Старуха, пыхтя, втащила в ванную жестяное ведро (на стенках которого играли водяные блики) и стала полоскать в нем рваную тряпку.
Я повернулся к зеркалу, чтобы смыть остатки пены, но замер, заметив на скуле царапину — след неосторожной бритвы. Перед глазами поплыли круги, пол под ногами закачался, и я схватился за край раковины, чтобы не упасть.
— Вам плохо, Андрей Андреич?
— Что? — я обернулся: — Что вы сказали?
Старуха еще повозила мокрой тряпкой по кафелю, остановилась и посмотрела на меня.
— У вас губы дрожат.
— А? Это от холода, не обращайте внимания.
— А глаза — тоже от холода?
— А что с глазами?
— Вы так себя в зеркало разглядываете, как будто, право-слово, от вас кусок мяса оторвали, — она замерла, словно ожидая ответа, но я молчал, и она засуетилась, причитая испуганно: — Это не мое дело, конечно, не мое, право-слово…
Минуту я наблюдал за ней. Ее рыхлая фигура, облаченная в серый сарафан, ее лицо, похожее на оплывшую, потухшую свечу — все это раньше вызывало во мне брезгливость. Но теперь, после этих слов, я проникся к ней той симпатией, которую, наверно, упавший с качелей ребенок чувствует к незнакомой женщине, дующей на его разбитый локоть. Я почти сказал «спасибо», но одернул себя, подумав, что это прозвучит глупо и непонятно. Мне захотелось сделать для нее что-нибудь хорошее, — я подошел и попытался взять швабру.
— Вы устали, Нина Петровна, позвольте, я помогу вам.
Старуха нахмурилась.
— Чой-то вы чой-то?
— Я же вижу — вы устали. Отдохните. А я сам пока протру тут.
Я потянул швабру к себе, но уборщица и не думала уступать; на помятом, парафиновом лице ее отразилось тупое упрямство.
— Отдайте немедленно! Эт моя швабра! Я щас милицию вызову! Мили-и-иция!
Отповедь отрезвила меня — всплеск благодарности угас. Я снова увидел перед собой полусумасшедшую бабку, верящую в нечистые силы, и в то, что сын ее, давно пропавший без вести, скоро вернется из магазина с молоком. Теперь, сам не понимая, за что хочу отблагодарить ее, я отпустил швабру и отступил к зеркалу.
***Запершись в комнате, я выложил на стол вещи, найденные в карманах нечаянно украденного пальто: огромная звенящая связка ключей, красный талисман в виде лошади, и — самое странное — листок бумаги, испещренный мелкими отверстиями, похожими на перфорацию или на шрифт Брайля.
Вопрос: какие выводы можно сделать о человеке по этим трем предметам?
Он надзиратель в тюрьме? Камнетес? Слепой?
Нет. Нет. Нет.
Это вранье, что человека характеризуют его вещи. Можете мне поверить: в карманах моей шинели, я помню, лежали грецкие орехи и фундук, но это ведь не значит, что я Щелкунчик. Или белка.

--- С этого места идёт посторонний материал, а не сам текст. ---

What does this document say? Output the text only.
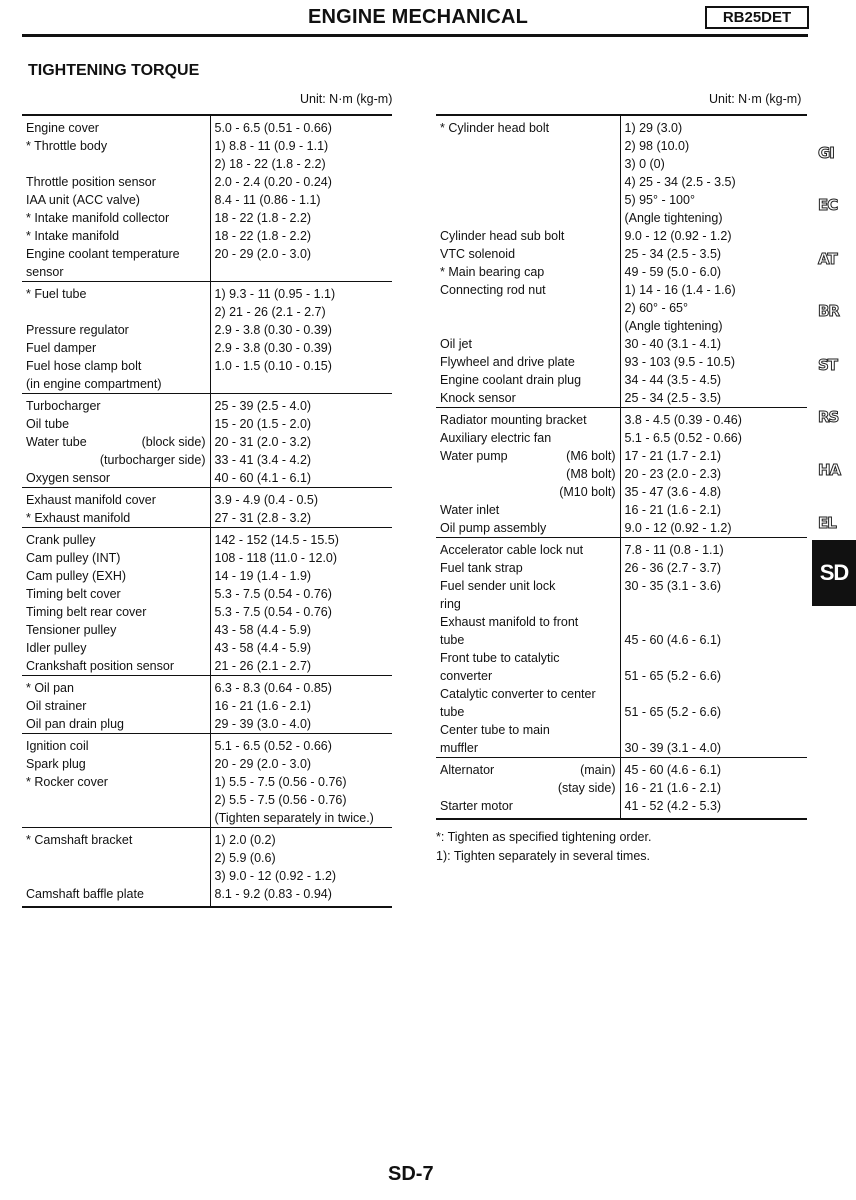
ENGINE MECHANICAL	RB25DET
TIGHTENING TORQUE
Unit: N·m (kg-m)	Unit: N·m (kg-m)
Engine cover	5.0 - 6.5 (0.51 - 0.66)
* Throttle body	1) 8.8 - 11 (0.9 - 1.1)
	2) 18 - 22 (1.8 - 2.2)
Throttle position sensor	2.0 - 2.4 (0.20 - 0.24)
IAA unit (ACC valve)	8.4 - 11 (0.86 - 1.1)
* Intake manifold collector	18 - 22 (1.8 - 2.2)
* Intake manifold	18 - 22 (1.8 - 2.2)
Engine coolant temperature	20 - 29 (2.0 - 3.0)
sensor	
* Fuel tube	1) 9.3 - 11 (0.95 - 1.1)
	2) 21 - 26 (2.1 - 2.7)
Pressure regulator	2.9 - 3.8 (0.30 - 0.39)
Fuel damper	2.9 - 3.8 (0.30 - 0.39)
Fuel hose clamp bolt	1.0 - 1.5 (0.10 - 0.15)
(in engine compartment)	
Turbocharger	25 - 39 (2.5 - 4.0)
Oil tube	15 - 20 (1.5 - 2.0)

Water tube (block side)	20 - 31 (2.0 - 3.2)

(turbocharger side)	33 - 41 (3.4 - 4.2)
Oxygen sensor	40 - 60 (4.1 - 6.1)
Exhaust manifold cover	3.9 - 4.9 (0.4 - 0.5)
* Exhaust manifold	27 - 31 (2.8 - 3.2)
Crank pulley	142 - 152 (14.5 - 15.5)
Cam pulley (INT)	108 - 118 (11.0 - 12.0)
Cam pulley (EXH)	14 - 19 (1.4 - 1.9)
Timing belt cover	5.3 - 7.5 (0.54 - 0.76)
Timing belt rear cover	5.3 - 7.5 (0.54 - 0.76)
Tensioner pulley	43 - 58 (4.4 - 5.9)
Idler pulley	43 - 58 (4.4 - 5.9)
Crankshaft position sensor	21 - 26 (2.1 - 2.7)
* Oil pan	6.3 - 8.3 (0.64 - 0.85)
Oil strainer	16 - 21 (1.6 - 2.1)
Oil pan drain plug	29 - 39 (3.0 - 4.0)
Ignition coil	5.1 - 6.5 (0.52 - 0.66)
Spark plug	20 - 29 (2.0 - 3.0)
* Rocker cover	1) 5.5 - 7.5 (0.56 - 0.76)
	2) 5.5 - 7.5 (0.56 - 0.76)
	(Tighten separately in twice.)
* Camshaft bracket	1) 2.0 (0.2)
	2) 5.9 (0.6)
	3) 9.0 - 12 (0.92 - 1.2)
Camshaft baffle plate	8.1 - 9.2 (0.83 - 0.94)
* Cylinder head bolt	1) 29 (3.0)
	2) 98 (10.0)
	3) 0 (0)
	4) 25 - 34 (2.5 - 3.5)
	5) 95° - 100°
	(Angle tightening)
Cylinder head sub bolt	9.0 - 12 (0.92 - 1.2)
VTC solenoid	25 - 34 (2.5 - 3.5)
* Main bearing cap	49 - 59 (5.0 - 6.0)
Connecting rod nut	1) 14 - 16 (1.4 - 1.6)
	2) 60° - 65°
	(Angle tightening)
Oil jet	30 - 40 (3.1 - 4.1)
Flywheel and drive plate	93 - 103 (9.5 - 10.5)
Engine coolant drain plug	34 - 44 (3.5 - 4.5)
Knock sensor	25 - 34 (2.5 - 3.5)
Radiator mounting bracket	3.8 - 4.5 (0.39 - 0.46)
Auxiliary electric fan	5.1 - 6.5 (0.52 - 0.66)

Water pump (M6 bolt)	17 - 21 (1.7 - 2.1)

(M8 bolt)	20 - 23 (2.0 - 2.3)

(M10 bolt)	35 - 47 (3.6 - 4.8)
Water inlet	16 - 21 (1.6 - 2.1)
Oil pump assembly	9.0 - 12 (0.92 - 1.2)
Accelerator cable lock nut	7.8 - 11 (0.8 - 1.1)
Fuel tank strap	26 - 36 (2.7 - 3.7)
Fuel sender unit lock	30 - 35 (3.1 - 3.6)
ring	
Exhaust manifold to front	
tube	45 - 60 (4.6 - 6.1)
Front tube to catalytic	
converter	51 - 65 (5.2 - 6.6)
Catalytic converter to center	
tube	51 - 65 (5.2 - 6.6)
Center tube to main	
muffler	30 - 39 (3.1 - 4.0)

Alternator (main)	45 - 60 (4.6 - 6.1)

(stay side)	16 - 21 (1.6 - 2.1)
Starter motor	41 - 52 (4.2 - 5.3)
*: Tighten as specified tightening order.
1): Tighten separately in several times.
GI
EC
AT
BR
ST
RS
HA
EL
SD
SD-7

Я попытался вспомнить всех, кто был в купе — но тщетно. Тогда, полагаясь на силу своего воображения, я сел за мольберт, канцелярским ножом наточил карандаш и стал наспех, наугад рисовать портрет ограбленного человека.

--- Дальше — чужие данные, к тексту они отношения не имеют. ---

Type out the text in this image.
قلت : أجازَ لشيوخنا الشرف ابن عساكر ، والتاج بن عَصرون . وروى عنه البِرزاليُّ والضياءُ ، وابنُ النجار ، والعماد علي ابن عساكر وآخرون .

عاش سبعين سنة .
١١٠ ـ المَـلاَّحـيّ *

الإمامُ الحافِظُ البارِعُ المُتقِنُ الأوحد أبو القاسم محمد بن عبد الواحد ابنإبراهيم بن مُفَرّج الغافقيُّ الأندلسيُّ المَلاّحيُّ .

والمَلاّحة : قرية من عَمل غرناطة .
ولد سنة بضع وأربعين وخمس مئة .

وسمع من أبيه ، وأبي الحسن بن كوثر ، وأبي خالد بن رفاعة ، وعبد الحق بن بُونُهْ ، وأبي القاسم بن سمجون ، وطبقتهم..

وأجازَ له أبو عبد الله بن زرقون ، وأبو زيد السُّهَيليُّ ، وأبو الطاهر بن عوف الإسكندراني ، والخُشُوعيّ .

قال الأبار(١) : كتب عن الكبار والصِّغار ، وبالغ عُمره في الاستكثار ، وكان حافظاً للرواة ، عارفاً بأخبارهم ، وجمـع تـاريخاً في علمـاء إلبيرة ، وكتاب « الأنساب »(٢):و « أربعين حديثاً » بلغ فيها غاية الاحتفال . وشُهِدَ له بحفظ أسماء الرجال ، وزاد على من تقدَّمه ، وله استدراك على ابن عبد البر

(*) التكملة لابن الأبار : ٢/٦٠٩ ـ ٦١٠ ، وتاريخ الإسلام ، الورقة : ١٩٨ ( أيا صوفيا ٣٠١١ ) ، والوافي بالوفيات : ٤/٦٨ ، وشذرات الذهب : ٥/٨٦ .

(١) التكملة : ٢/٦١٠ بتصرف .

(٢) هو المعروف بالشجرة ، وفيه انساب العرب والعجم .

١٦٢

Линия — еще одна — пара тонких штрихов — вот появились волосы, скулы и нос — вот проступили ямки в уголках рта. Закончив этюд, я отступил на шаг и пригляделся. Портрет, естественно, был безнадежно плох, но не это меня смутило — во-первых, лишь сейчас я заметил, что рисовал красным карандашом, а во-вторых, рисунок сам по себе производил странное впечатление: казалось, незнакомец потерялся — и теперь озирается, пытаясь отыскать глазами кого-то, оставшегося за пределами полотна.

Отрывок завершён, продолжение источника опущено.